“L’incidente è chiuso” è una bella elegia di Majakovski, poeta che mitizzò il sogno rivoluzionario, è morto (suicidato?) sotto Stalin, sempre vive coi suoi versi. Canta la rigenerazione da un amore finito: «Tu ed io / siamo pari. / Non vale la pena di citare / le offese / i dolori / e i torti reciproci. / Guarda com’è pacifico il mondo. / La notte / ha imposto al cielo un tributo stellato. / È in ore come questa / che si sorge / e si parla ai secoli, / alla storia, / alla creazione». La guerra è mattatoio degli amori, fucina di solidarietà e riscosse. I poeti danno parole che proteggono dagli orrori (oggi Bucha; altri ne verranno; angosce da fine di tutto) e seminano speranza contro ogni speranza; evocano Apocalissi (termine di sinistre risonanze, in realtà vuol dire “rivelazione”, mostrare ciò di cui non vogliamo prendere coscienza) e cantano Catastrofi (la parola spaventa ma significa “rovesciare il corrente modo di vedere”).
Majakovski e i suoi fratelli fan guardare lontano con coraggio e visionarietà; sono impregnati del tempo, ne condividono spasmi e attese; attingono allo Spirito del profondo, sino ai recessi dove l’asse terrestre ha uno dei due perni attorno a cui ruota il globo: l’altro è incardinato in cielo. Si sconfigge la guerra se non ci si lascia sopraffare dai suoi orrori. Quanto più essi sono indicibili tanto più la sveglia del poeta fa sorgere la ribellione all’inumano. Se gli eventi sembrano più grandi di quel che pensiamo di saper sopportare reazione istintiva è il contrattacco: sacrosanto per chi si difende, insidioso per gli altri; la guerra intossica l’aria col veleno della violenza prima che con armi. Sulla scia dei poeti la vita chiude i mortali incidenti dei conflitti. Un esempio: in risposta a Putin e ai cloni attivi o mimetizzati istituiamo il Servizio Civile Obbligatorio Europeo: un periodo di ferma e poi ogni anno alcuni giorni di “richiamo”, come coi vaccini.

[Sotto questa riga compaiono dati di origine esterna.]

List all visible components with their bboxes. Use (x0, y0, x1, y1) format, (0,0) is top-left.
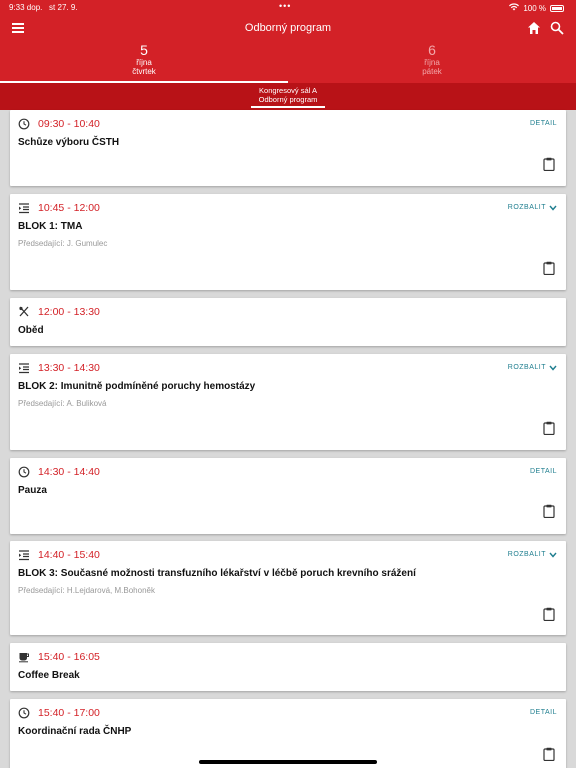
room-tabs: Kongresový sál A Odborný program (0, 83, 576, 110)
status-right: 100 % (509, 3, 564, 13)
day-tab-5[interactable]: 5 října čtvrtek (0, 42, 288, 83)
chevron-down-icon (549, 205, 557, 211)
session-card[interactable]: 14:30 - 14:40 DETAIL Pauza (10, 458, 566, 534)
session-time: 14:30 - 14:40 (38, 466, 100, 478)
clipboard-icon[interactable] (543, 421, 555, 435)
session-time-row: 14:40 - 15:40 (18, 549, 100, 561)
session-time: 14:40 - 15:40 (38, 549, 100, 561)
expand-label: ROZBALIT (507, 364, 546, 371)
clipboard-icon[interactable] (543, 261, 555, 275)
clock-icon (18, 707, 30, 719)
session-title: Coffee Break (18, 670, 80, 681)
day-tabs: 5 října čtvrtek 6 října pátek (0, 42, 576, 83)
session-title: Oběd (18, 325, 44, 336)
session-time: 09:30 - 10:40 (38, 118, 100, 130)
list-indent-icon (19, 203, 29, 214)
session-time-row: 12:00 - 13:30 (18, 306, 100, 318)
day-number: 6 (428, 42, 436, 58)
home-indicator[interactable] (199, 760, 377, 764)
session-title: Pauza (18, 485, 47, 496)
search-icon[interactable] (550, 21, 564, 35)
session-chairs: Předsedající: J. Gumulec (18, 239, 108, 248)
session-card[interactable]: 15:40 - 16:05 Coffee Break (10, 643, 566, 691)
home-icon[interactable] (527, 21, 541, 35)
battery-percent: 100 % (523, 3, 546, 13)
expand-button[interactable]: ROZBALIT (508, 364, 557, 371)
room-program: Odborný program (258, 95, 318, 104)
expand-label: ROZBALIT (507, 551, 546, 558)
day-weekday: pátek (422, 67, 442, 76)
wifi-icon (509, 3, 520, 13)
clipboard-icon[interactable] (543, 157, 555, 171)
clipboard-icon[interactable] (543, 747, 555, 761)
session-time-row: 10:45 - 12:00 (18, 202, 100, 214)
session-time-row: 09:30 - 10:40 (18, 118, 100, 130)
clipboard-icon[interactable] (543, 607, 555, 621)
day-month: října (136, 58, 152, 67)
session-title: BLOK 1: TMA (18, 221, 83, 232)
status-time: 9:33 dop. st 27. 9. (9, 3, 78, 12)
session-time-row: 13:30 - 14:30 (18, 362, 100, 374)
day-weekday: čtvrtek (132, 67, 156, 76)
session-time-row: 15:40 - 16:05 (18, 651, 100, 663)
session-card[interactable]: 14:40 - 15:40 ROZBALIT BLOK 3: Současné … (10, 541, 566, 635)
session-card[interactable]: 13:30 - 14:30 ROZBALIT BLOK 2: Imunitně … (10, 354, 566, 450)
cutlery-icon (19, 306, 29, 317)
clipboard-icon[interactable] (543, 504, 555, 518)
status-bar: 9:33 dop. st 27. 9. ••• 100 % (0, 0, 576, 14)
day-month: října (424, 58, 440, 67)
chevron-down-icon (549, 365, 557, 371)
battery-icon (550, 4, 564, 12)
chevron-down-icon (549, 552, 557, 558)
list-indent-icon (19, 550, 29, 561)
session-time-row: 15:40 - 17:00 (18, 707, 100, 719)
session-title: Schůze výboru ČSTH (18, 137, 120, 148)
detail-button[interactable]: DETAIL (530, 120, 557, 127)
detail-button[interactable]: DETAIL (530, 468, 557, 475)
session-time: 10:45 - 12:00 (38, 202, 100, 214)
session-chairs: Předsedající: A. Buliková (18, 399, 107, 408)
app-header: 9:33 dop. st 27. 9. ••• 100 % Odborný pr… (0, 0, 576, 110)
coffee-icon (19, 653, 29, 663)
session-chairs: Předsedající: H.Lejdarová, M.Bohoněk (18, 586, 155, 595)
room-name: Kongresový sál A (259, 86, 317, 95)
session-title: BLOK 3: Současné možnosti transfuzního l… (18, 568, 416, 579)
page-title: Odborný program (244, 22, 332, 34)
expand-button[interactable]: ROZBALIT (508, 551, 557, 558)
session-title: BLOK 2: Imunitně podmíněné poruchy hemos… (18, 381, 256, 392)
session-time-row: 14:30 - 14:40 (18, 466, 100, 478)
clock-icon (18, 118, 30, 130)
session-card[interactable]: 09:30 - 10:40 DETAIL Schůze výboru ČSTH (10, 110, 566, 186)
day-tab-6[interactable]: 6 října pátek (288, 42, 576, 82)
multitask-dots[interactable]: ••• (279, 1, 291, 11)
session-card[interactable]: 12:00 - 13:30 Oběd (10, 298, 566, 346)
session-time: 15:40 - 17:00 (38, 707, 100, 719)
session-time: 15:40 - 16:05 (38, 651, 100, 663)
session-card[interactable]: 10:45 - 12:00 ROZBALIT BLOK 1: TMA Předs… (10, 194, 566, 290)
top-bar: Odborný program (0, 14, 576, 42)
session-title: Koordinační rada ČNHP (18, 726, 132, 737)
room-tab-kongresovy-sal-a[interactable]: Kongresový sál A Odborný program (251, 86, 325, 108)
session-time: 13:30 - 14:30 (38, 362, 100, 374)
session-time: 12:00 - 13:30 (38, 306, 100, 318)
session-card[interactable]: 15:40 - 17:00 DETAIL Koordinační rada ČN… (10, 699, 566, 768)
expand-label: ROZBALIT (507, 204, 546, 211)
detail-button[interactable]: DETAIL (530, 709, 557, 716)
day-number: 5 (140, 42, 148, 58)
expand-button[interactable]: ROZBALIT (508, 204, 557, 211)
list-indent-icon (19, 363, 29, 374)
clock-icon (18, 466, 30, 478)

Le nuove spese militari vadano a fondare generazioni di cittadini della Pace. Da giovani s’impara a riconoscer l’altro, a ricostruire dalle macerie di corpi, anime, case, scuole, ospedali le ragioni, i luoghi, le passioni dello stare assieme. I poeti rendono evidente ciò che visibile non è; a noi di trasformare utopia in storia.